I feel like I’m invisible sometimes—well, maybe more often than sometimes. I’ve walked up to an automatic door and had it not open for me. I’ve tried to use a motion-sensitive faucet and towel dispenser in a restroom with no response whatsoever. And with people I know, I can walk past them, and they don’t notice me. Because I’m vertically challenged, I wonder if I’m just not at everybody’s normal eye level when I see them. Either way I feel invisible if not outright ignored.
A few times I’ve wanted invisibility to be my superpower, like when I fell when I got tangled up in my own feet walking down the sidewalk in a major city. Or when I drove the wrong way on a one-way street. (That only happened once and it was at night and truly confusing.)
I guess everybody has felt passed over or ignored or even tossed aside.

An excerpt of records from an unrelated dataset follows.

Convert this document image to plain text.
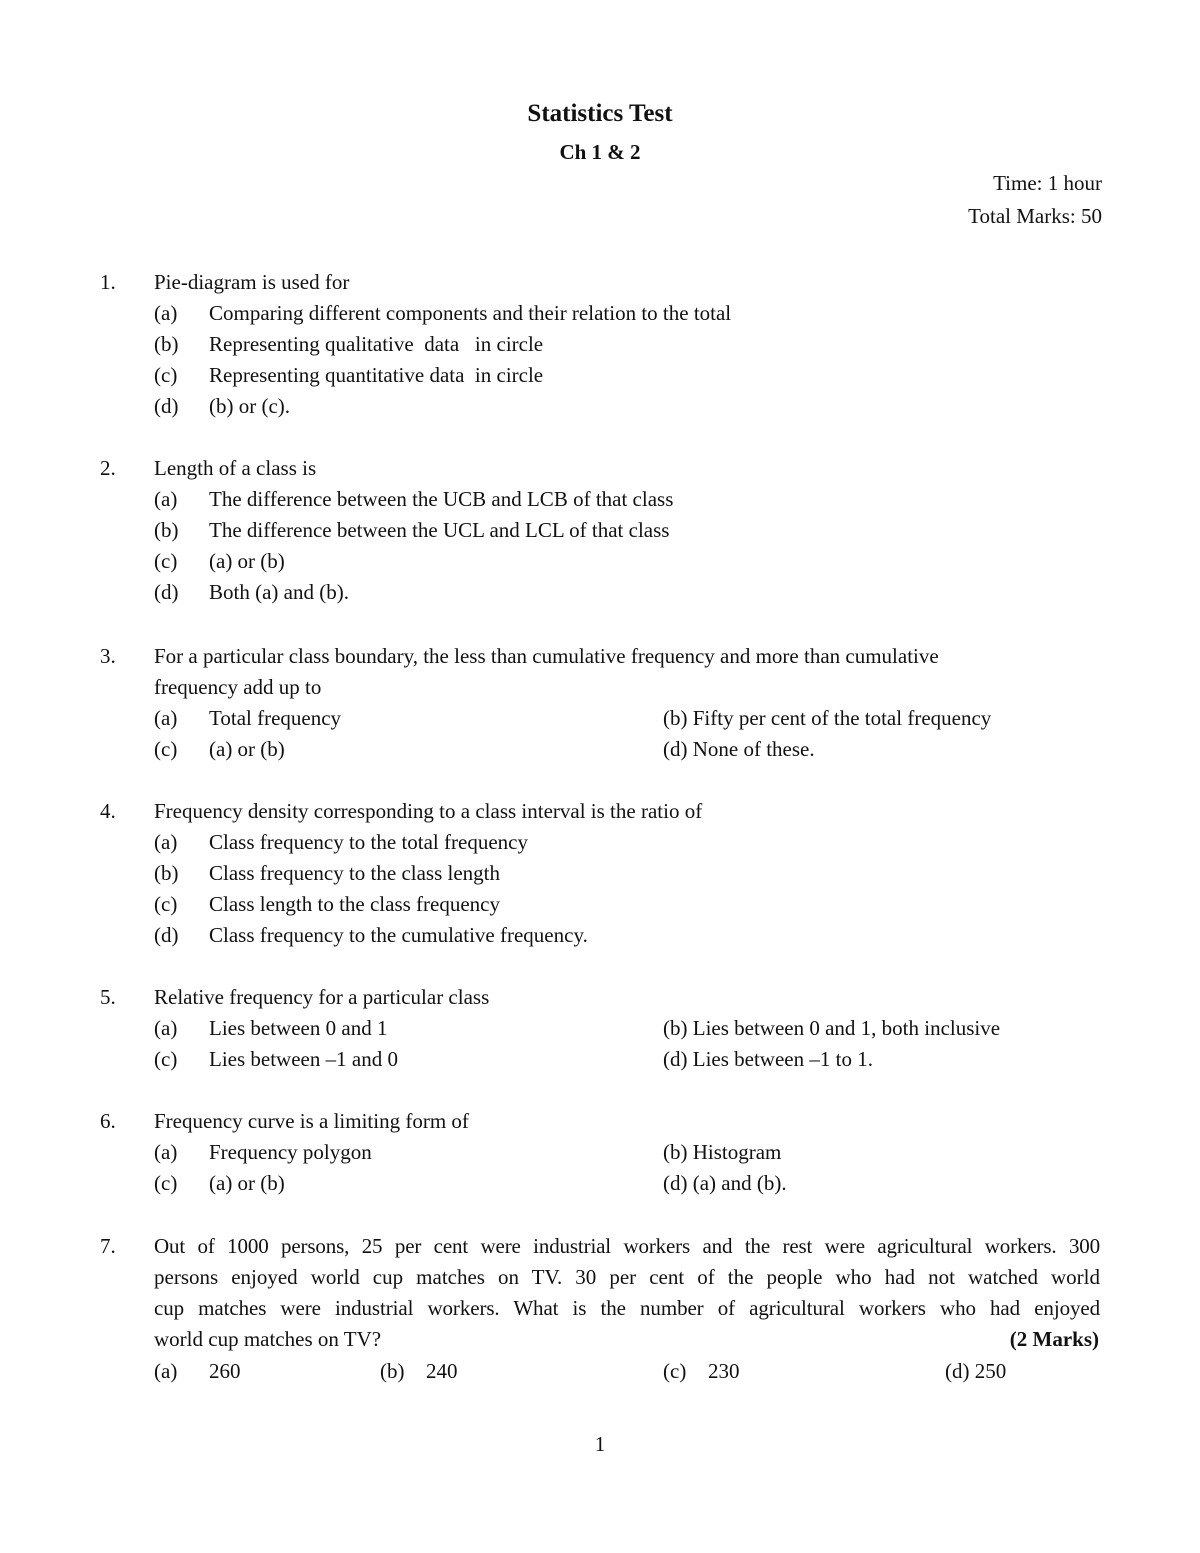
Statistics Test
Ch 1 & 2
Time: 1 hour
Total Marks: 50
1. Pie-diagram is used for
(a) Comparing different components and their relation to the total
(b) Representing qualitative  data   in circle
(c) Representing quantitative data  in circle
(d) (b) or (c).
2. Length of a class is
(a) The difference between the UCB and LCB of that class
(b) The difference between the UCL and LCL of that class
(c) (a) or (b)
(d) Both (a) and (b).
3. For a particular class boundary, the less than cumulative frequency and more than cumulative
frequency add up to
(a) Total frequency	(b) Fifty per cent of the total frequency
(c) (a) or (b)	(d) None of these.
4. Frequency density corresponding to a class interval is the ratio of
(a) Class frequency to the total frequency
(b) Class frequency to the class length
(c) Class length to the class frequency
(d) Class frequency to the cumulative frequency.
5. Relative frequency for a particular class
(a) Lies between 0 and 1	(b) Lies between 0 and 1, both inclusive
(c) Lies between –1 and 0	(d) Lies between –1 to 1.
6. Frequency curve is a limiting form of
(a) Frequency polygon	(b) Histogram
(c) (a) or (b)	(d) (a) and (b).
7. Out of 1000 persons, 25 per cent were industrial workers and the rest were agricultural workers. 300
persons enjoyed world cup matches on TV. 30 per cent of the people who had not watched world
cup matches were industrial workers. What is the number of agricultural workers who had enjoyed
world cup matches on TV?	(2 Marks)
(a) 260	(b) 240	(c) 230	(d) 250
1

I remember the story of Abram in Genesis 16. God had told him and his wife, Sarai, that they would be parents although they had been barren all their marriage. Plus, Sarai was past childbearing age. And Abraham was old, too. But even though God promised them a child, they didn’t want to wait for that to happen naturally. The couple felt as though that they needed to move this process along because they weren’t getting any younger. So, they made a plan that Abram should father a child with Sarai’s young, Egyptian handmaid named Hagar. Hagar and Abram did have a son and they named him Ishmael who became the “father” of the Arab nation.
From the beginning, there was jealousy and disharmony in the family and so after Sarai’s son, Isaac, was born, Abram sent Hagar and Ishmael away to fend for themselves. Rejected and dejected, Hagar called out to God and He answered. And that’s when the woman said, “You are a God who sees me” v. 16 (El-Roi meaning “The God who sees.”)

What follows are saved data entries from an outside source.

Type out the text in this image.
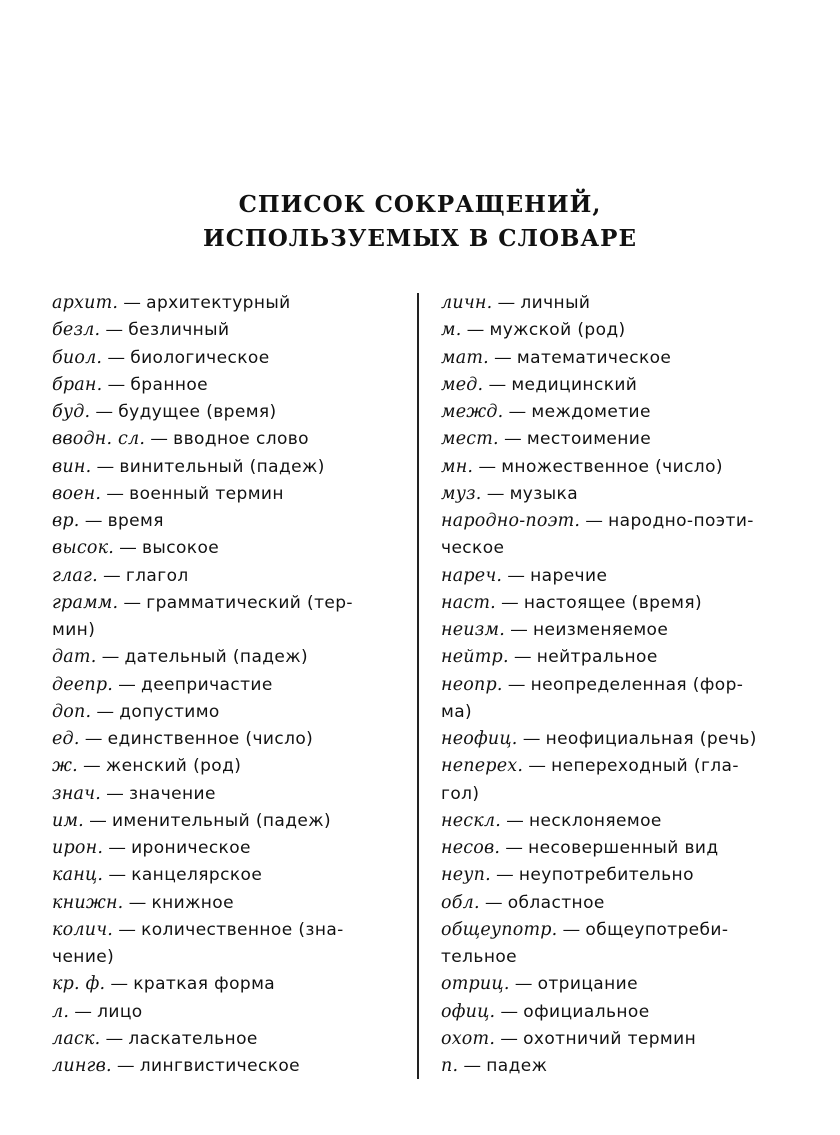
СПИСОК СОКРАЩЕНИЙ,
ИСПОЛЬЗУЕМЫХ В СЛОВАРЕ
архит. — архитектурный
безл. — безличный
биол. — биологическое
бран. — бранное
буд. — будущее (время)
вводн. сл. — вводное слово
вин. — винительный (падеж)
воен. — военный термин
вр. — время
высок. — высокое
глаг. — глагол
грамм. — грамматический (тер-
мин)
дат. — дательный (падеж)
деепр. — деепричастие
доп. — допустимо
ед. — единственное (число)
ж. — женский (род)
знач. — значение
им. — именительный (падеж)
ирон. — ироническое
канц. — канцелярское
книжн. — книжное
колич. — количественное (зна-
чение)
кр. ф. — краткая форма
л. — лицо
ласк. — ласкательное
лингв. — лингвистическое
личн. — личный
м. — мужской (род)
мат. — математическое
мед. — медицинский
межд. — междометие
мест. — местоимение
мн. — множественное (число)
муз. — музыка
народно-поэт. — народно-поэти-
ческое
нареч. — наречие
наст. — настоящее (время)
неизм. — неизменяемое
нейтр. — нейтральное
неопр. — неопределенная (фор-
ма)
неофиц. — неофициальная (речь)
неперех. — непереходный (гла-
гол)
нескл. — несклоняемое
несов. — несовершенный вид
неуп. — неупотребительно
обл. — областное
общеупотр. — общеупотреби-
тельное
отриц. — отрицание
офиц. — официальное
охот. — охотничий термин
п. — падеж
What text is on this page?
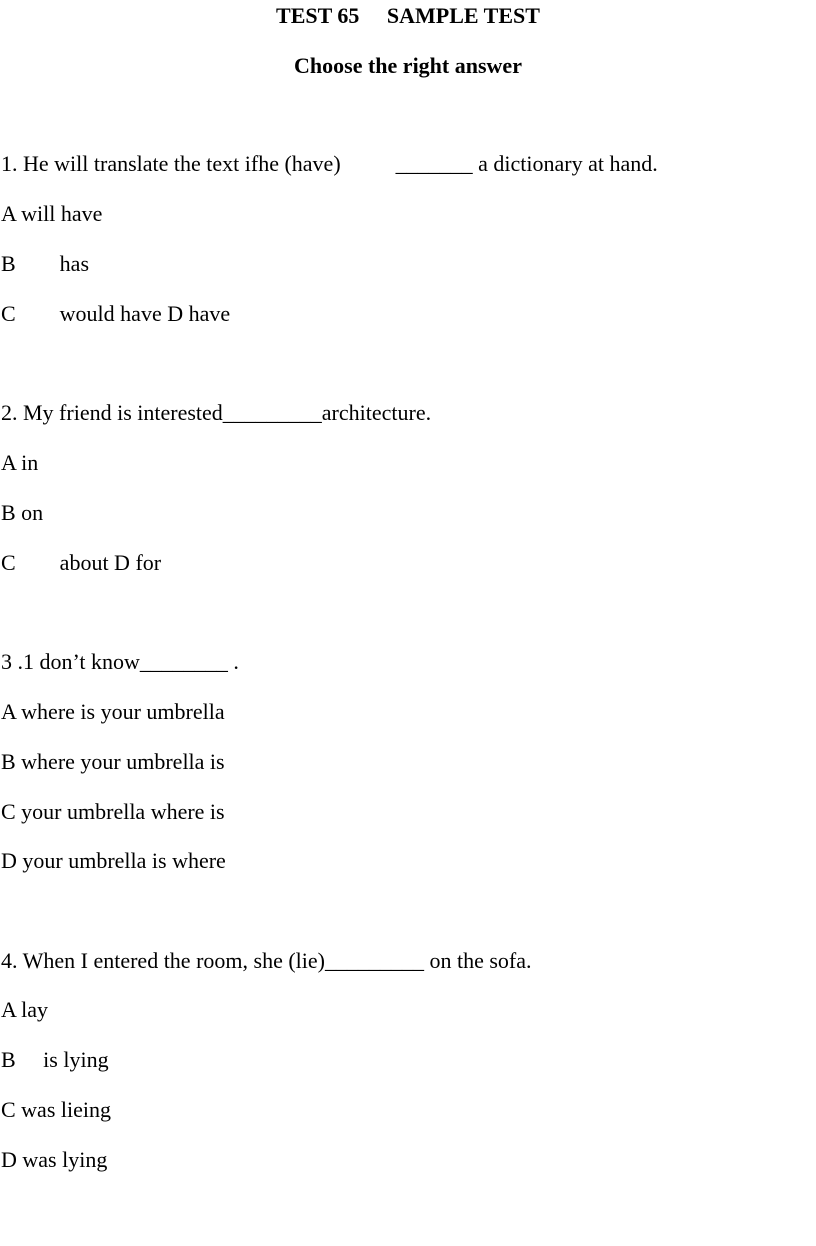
TEST 65     SAMPLE TEST
Choose the right answer
1. He will translate the text ifhe (have)          _______ a dictionary at hand.
A will have
B        has
C        would have D have
2. My friend is interested_________architecture.
A in
B on
C        about D for
3 .1 don’t know________ .
A where is your umbrella
B where your umbrella is
C your umbrella where is
D your umbrella is where
4. When I entered the room, she (lie)_________ on the sofa.
A lay
B     is lying
C was lieing
D was lying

It does give me comfort to read this account, for I’m not invisible to God. I know that. Hebrews 4:13 says “And there is no creature hidden from His sight, but all things are open and laid bare to the eyes of Him to whom we must answer.”
Now there’s a difference between feeling invisible and deliberately hiding. You know the story of the Fall. Eve ate the forbidden fruit, she gave it to her husband, Adam, and he ate. Then when they realized they had made a huge mistake, they each blamed the other and the serpent for the sin. “…the man and his wife hid themselves from the presence of the Lord God among the trees of the garden…” (Genesis 3:8) It didn’t work. God found them quickly.
The questions are: Can I hide from God? Can I be hidden from God? The answer is no on all accounts. Like Hagar who felt rejected and invisible, she recognized that when everybody else ignores her, she is still seen by the Creator of the universe.
Psalm 139 says,
“Lord, You have searched me and known me. You know when I sit down and when I get up;
You understand my thought from far away.
You scrutinize my path and my lying down,
And are acquainted with all my ways. Even before there is a word on my tongue,
Behold, Lord, You know it all.
You have encircled me behind and in front,
And placed Your hand upon me.”
So, yesterday, the paper towel dispenser didn’t ignore me completely, but I got only half a piece. That’s something.